Le radioréveil indiquait 8h10 quand j’ouvris les yeux. Paul dormait encore à poings fermés, moi c’était mon heure. Je n’avais jamais été adepte des grasses-matinées, et je ne parviendrais pas à me rendormir, je le savais. De plus, Attila allait certainement demander à sortir… Je me levai sans faire de bruit pour laisser Paul finir sa nuit, enfilai ma robe et mes tongs, et regagnai mon appartement avec mon chien et ses affaires. Après une bonne balade un peu sportive avec Attila qui demandait à courir et à se dépenser, je mis mes vêtements au lavage – qu’est-ce que ça pouvait se remplir vite, un panier à linge sale ! – et pris une douche. Une fois propre et sèche, j’enfilai mon joli soutien-gorge et le second shorty assorti (j’avais bien fait d’écouter Julia qui me conseillait d’en prendre deux), un short en jean et un corsage blanc à manches courtes et bouffantes. Je me suis démêlé les cheveux, et les ai attachés en une queue de cheval un peu haute derrière la tête. Puis j’ai rempli les gamelles d’Attila, et après une dernière caresse je l’ai laissé manger. J’ai verrouillé ma porte, et ouvert celle de Paul avec le trousseau que je lui avais emprunté, tentant de faire le moins de bruit possible. Une forte odeur de café – beurk – m’accueillit quand je suis entrée dans la pièce principale, il était accoudé à la table, regardant fixement sa tasse.

« Alors, on déjeune sans m’attendre ? » demandai-je en posant près de lui le sachet de viennoiseries que j’avais prises à la boulangerie en rentrant de ma balade matinale.

Paul se retourna, et me lança un regard empli d’incompréhension.

« Tu… tu es là ? » murmura-t-il, tendant la main vers moi sans oser me toucher, comme s’il avait peur de se trouver face à un fantôme.

Je m’approchai de lui, et il entoura ma taille de ses bras, posant son front contre moi, entre mes seins en fait. Je lui caressais la nuque, le serrant contre moi. Il m’avait attirée à lui, entre ses jambes alors qu’il était toujours assis, et ne me lâchait pas.

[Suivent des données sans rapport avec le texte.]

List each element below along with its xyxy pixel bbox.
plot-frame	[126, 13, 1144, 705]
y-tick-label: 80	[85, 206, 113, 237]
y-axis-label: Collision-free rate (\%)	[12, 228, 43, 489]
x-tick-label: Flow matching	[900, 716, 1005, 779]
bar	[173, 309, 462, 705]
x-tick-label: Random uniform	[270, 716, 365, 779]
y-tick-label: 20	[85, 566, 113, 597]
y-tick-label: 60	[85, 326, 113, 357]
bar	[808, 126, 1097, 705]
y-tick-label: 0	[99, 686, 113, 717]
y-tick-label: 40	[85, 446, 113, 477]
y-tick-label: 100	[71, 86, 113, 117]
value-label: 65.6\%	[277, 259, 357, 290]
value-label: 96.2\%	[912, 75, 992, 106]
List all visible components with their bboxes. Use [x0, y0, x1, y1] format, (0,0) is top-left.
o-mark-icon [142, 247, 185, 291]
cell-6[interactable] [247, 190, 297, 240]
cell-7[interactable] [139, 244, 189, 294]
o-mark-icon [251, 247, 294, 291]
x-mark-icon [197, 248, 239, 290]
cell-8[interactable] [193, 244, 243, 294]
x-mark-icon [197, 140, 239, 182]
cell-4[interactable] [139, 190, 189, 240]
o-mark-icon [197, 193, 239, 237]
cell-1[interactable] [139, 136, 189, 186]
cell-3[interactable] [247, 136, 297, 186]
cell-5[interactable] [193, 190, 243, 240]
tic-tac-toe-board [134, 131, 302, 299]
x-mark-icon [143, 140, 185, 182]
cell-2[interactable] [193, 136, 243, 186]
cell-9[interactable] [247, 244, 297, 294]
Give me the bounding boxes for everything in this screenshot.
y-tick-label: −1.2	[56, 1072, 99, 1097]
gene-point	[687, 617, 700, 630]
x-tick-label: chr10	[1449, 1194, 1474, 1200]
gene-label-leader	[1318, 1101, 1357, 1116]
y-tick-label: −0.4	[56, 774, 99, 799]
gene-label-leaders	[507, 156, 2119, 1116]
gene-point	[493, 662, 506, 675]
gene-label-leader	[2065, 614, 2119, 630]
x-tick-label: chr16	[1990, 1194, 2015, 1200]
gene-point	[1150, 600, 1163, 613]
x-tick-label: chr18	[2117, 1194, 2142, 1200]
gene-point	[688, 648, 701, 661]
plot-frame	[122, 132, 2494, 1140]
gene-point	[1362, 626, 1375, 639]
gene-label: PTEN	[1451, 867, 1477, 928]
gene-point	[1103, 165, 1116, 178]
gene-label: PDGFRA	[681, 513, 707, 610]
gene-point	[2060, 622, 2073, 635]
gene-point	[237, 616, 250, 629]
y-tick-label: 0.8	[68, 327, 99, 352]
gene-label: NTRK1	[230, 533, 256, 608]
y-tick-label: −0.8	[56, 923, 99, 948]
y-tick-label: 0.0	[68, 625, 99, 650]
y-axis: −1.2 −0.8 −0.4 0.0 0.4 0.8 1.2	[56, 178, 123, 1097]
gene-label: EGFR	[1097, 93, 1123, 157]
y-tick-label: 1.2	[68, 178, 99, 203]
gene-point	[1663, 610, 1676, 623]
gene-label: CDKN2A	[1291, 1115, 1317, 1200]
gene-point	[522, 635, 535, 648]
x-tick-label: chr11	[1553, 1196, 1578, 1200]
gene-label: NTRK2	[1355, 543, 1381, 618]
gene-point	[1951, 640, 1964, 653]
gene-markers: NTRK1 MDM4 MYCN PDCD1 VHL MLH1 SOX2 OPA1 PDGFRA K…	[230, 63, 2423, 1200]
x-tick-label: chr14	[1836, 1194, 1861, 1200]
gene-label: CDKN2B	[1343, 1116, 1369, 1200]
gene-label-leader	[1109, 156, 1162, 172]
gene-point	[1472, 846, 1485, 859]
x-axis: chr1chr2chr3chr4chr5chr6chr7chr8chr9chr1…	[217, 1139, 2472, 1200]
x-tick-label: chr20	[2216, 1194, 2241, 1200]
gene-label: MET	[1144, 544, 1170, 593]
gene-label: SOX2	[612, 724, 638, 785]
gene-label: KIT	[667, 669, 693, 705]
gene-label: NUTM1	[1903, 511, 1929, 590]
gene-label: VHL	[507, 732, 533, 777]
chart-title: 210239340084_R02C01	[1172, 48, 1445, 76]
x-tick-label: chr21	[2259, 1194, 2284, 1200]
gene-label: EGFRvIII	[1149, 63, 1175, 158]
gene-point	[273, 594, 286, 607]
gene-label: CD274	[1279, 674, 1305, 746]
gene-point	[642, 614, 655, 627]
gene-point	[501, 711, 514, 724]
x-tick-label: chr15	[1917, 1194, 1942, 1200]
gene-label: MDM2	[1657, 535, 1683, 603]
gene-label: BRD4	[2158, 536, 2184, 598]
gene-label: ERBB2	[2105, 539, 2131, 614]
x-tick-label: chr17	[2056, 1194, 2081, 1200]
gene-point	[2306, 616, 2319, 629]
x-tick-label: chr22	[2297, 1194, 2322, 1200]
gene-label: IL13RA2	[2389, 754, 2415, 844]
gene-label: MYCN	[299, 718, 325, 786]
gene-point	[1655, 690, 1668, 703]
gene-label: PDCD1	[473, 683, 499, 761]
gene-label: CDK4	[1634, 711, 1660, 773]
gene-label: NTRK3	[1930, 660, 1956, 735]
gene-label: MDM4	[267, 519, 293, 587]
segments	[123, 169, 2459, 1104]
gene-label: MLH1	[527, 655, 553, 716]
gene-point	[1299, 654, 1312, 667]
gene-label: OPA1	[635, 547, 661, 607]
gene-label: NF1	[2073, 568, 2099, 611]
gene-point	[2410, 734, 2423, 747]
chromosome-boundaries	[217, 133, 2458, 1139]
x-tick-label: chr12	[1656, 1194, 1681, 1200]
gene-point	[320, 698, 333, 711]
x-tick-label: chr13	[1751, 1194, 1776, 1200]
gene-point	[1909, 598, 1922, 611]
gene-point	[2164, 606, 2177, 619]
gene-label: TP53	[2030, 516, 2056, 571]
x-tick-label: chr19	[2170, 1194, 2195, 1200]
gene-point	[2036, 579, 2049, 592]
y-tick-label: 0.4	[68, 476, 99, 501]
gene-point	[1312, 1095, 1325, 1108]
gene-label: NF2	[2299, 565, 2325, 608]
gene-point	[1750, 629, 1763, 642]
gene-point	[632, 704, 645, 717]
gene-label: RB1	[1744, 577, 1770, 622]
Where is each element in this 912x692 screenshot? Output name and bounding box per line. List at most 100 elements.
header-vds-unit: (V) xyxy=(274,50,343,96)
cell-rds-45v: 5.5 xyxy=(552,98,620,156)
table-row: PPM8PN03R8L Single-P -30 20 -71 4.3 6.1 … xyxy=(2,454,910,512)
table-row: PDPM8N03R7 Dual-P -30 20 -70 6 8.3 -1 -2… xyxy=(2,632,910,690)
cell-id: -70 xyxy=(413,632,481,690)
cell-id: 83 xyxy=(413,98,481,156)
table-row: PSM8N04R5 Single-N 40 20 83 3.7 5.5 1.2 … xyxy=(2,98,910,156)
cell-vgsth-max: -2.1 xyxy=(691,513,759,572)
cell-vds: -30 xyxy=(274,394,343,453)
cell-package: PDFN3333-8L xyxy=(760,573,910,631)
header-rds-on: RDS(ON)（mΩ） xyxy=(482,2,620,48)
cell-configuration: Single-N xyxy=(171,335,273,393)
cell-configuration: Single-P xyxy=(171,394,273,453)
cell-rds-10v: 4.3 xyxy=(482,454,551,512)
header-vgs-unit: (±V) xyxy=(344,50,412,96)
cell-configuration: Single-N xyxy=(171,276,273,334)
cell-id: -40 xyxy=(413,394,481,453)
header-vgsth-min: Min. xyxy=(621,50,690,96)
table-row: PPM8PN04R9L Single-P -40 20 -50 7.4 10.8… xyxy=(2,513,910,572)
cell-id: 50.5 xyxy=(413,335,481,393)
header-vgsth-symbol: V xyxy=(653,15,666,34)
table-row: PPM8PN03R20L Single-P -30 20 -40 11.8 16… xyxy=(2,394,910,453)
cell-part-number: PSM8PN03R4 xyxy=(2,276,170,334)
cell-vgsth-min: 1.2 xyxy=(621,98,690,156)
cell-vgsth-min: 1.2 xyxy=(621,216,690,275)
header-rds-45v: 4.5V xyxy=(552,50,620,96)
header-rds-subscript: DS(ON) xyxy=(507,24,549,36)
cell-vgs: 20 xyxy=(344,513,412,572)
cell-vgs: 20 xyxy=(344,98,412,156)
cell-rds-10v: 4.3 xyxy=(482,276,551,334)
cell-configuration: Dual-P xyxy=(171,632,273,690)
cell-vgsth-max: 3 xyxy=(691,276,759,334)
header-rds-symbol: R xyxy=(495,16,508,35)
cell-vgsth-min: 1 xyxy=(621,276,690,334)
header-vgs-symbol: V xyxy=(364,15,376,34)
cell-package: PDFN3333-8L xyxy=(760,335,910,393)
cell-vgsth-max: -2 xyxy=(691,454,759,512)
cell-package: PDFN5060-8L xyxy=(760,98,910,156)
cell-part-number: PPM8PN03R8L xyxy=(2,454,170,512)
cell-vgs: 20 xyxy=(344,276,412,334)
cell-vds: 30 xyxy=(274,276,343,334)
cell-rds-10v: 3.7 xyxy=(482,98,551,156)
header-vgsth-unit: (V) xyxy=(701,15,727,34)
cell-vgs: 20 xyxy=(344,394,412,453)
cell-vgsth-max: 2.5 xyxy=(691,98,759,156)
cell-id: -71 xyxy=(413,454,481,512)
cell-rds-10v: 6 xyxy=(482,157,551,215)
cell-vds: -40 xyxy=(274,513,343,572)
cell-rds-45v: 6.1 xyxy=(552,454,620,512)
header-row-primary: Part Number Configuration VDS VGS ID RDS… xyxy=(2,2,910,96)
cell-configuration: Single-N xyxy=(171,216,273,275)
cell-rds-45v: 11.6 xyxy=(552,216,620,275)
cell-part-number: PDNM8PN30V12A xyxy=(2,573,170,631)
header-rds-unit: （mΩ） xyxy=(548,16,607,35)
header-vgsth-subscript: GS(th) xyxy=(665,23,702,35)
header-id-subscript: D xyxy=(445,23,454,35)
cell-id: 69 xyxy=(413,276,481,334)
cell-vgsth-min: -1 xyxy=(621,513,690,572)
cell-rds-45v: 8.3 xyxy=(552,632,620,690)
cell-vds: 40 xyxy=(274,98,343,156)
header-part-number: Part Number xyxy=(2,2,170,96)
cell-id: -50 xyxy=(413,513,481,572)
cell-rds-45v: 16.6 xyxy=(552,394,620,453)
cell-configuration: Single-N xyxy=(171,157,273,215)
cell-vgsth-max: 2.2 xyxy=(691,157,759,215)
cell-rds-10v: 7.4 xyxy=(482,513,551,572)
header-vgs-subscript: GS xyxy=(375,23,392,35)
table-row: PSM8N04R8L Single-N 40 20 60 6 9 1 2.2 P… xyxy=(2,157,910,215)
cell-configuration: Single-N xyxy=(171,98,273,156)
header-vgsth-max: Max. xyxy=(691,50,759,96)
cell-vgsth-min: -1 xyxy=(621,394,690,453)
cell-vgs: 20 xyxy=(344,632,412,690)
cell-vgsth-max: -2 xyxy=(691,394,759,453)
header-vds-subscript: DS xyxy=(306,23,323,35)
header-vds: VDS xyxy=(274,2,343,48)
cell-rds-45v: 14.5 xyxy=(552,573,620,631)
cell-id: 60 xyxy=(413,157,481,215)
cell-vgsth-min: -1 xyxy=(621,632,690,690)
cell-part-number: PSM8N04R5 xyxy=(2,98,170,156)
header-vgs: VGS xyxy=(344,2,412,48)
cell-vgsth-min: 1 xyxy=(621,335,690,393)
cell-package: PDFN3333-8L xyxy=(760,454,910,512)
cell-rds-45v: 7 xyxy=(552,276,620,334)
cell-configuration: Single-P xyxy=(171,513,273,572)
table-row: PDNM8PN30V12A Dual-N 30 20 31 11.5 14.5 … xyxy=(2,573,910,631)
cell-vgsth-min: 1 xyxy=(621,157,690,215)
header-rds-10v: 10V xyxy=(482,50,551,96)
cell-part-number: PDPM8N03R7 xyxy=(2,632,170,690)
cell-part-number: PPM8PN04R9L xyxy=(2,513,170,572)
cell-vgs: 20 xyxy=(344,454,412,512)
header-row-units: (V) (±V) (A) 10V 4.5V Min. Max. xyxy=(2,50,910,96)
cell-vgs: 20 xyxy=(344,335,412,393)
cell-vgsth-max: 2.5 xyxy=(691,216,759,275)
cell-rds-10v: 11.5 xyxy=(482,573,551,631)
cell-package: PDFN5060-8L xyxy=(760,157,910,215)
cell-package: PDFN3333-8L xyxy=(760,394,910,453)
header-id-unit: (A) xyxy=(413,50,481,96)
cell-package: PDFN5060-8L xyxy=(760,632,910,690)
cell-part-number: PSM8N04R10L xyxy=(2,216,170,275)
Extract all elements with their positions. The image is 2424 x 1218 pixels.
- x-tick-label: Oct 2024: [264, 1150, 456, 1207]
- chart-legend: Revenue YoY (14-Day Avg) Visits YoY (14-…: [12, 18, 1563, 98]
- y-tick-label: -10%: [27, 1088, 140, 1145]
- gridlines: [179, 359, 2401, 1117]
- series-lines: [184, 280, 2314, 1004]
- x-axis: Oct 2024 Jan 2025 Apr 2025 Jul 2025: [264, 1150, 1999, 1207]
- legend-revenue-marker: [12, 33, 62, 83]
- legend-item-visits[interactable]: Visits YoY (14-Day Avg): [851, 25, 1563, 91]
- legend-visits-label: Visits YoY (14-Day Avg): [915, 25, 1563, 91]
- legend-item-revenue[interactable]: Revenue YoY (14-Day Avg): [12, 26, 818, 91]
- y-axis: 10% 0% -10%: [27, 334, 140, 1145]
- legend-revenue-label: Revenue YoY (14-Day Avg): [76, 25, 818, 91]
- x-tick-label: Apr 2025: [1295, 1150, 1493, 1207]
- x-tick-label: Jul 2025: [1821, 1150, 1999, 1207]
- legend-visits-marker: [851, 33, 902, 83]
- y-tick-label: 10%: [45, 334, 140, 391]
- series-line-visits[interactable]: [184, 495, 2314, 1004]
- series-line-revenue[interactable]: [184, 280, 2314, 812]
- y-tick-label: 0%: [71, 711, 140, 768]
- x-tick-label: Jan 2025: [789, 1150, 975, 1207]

« Tu étais partie, et tes affaires, et…

_ J’ai sorti Attila, et j’ai ramené les croissants. » murmurai-je, conciliante. « Je suis désolée Paul, je pensais revenir avant ton réveil, je ne croyais pas que tu aurais le temps de t’inquiéter. Je crois que… j’ai trop l’habitude de vivre seule… »

Il leva vers moi des yeux chavirés, et je dus me pencher un peu pour déposer un bisou sur son front.

« Ton café va être froid.

_ Oui, tu as raison… Tu veux du thé ? J’en ai acheté l’autre jour ! »

Il s’anima tout d’un coup pour sortir les sachets de thé, un bol et des couverts supplémentaires.

Après avoir dévoré les croissants et la moitié de la baguette viennoise, il m’entraina dans sa chambre. Ma nuisette était là, chiffonnée entre les draps, et je la lui jetai gentiment au visage :

« Et ça, c’est quoi ? Tu crois vraiment que j’aurais disparu en te laissant ma chemise de nuit ? »

Il rougit, et je me jetai sur lui pour le chatouiller. Il se défendait plutôt pas mal, à mon grand étonnement, et on a fini par s’écrouler l’un à côté de l’autre, essoufflés et morts de rire.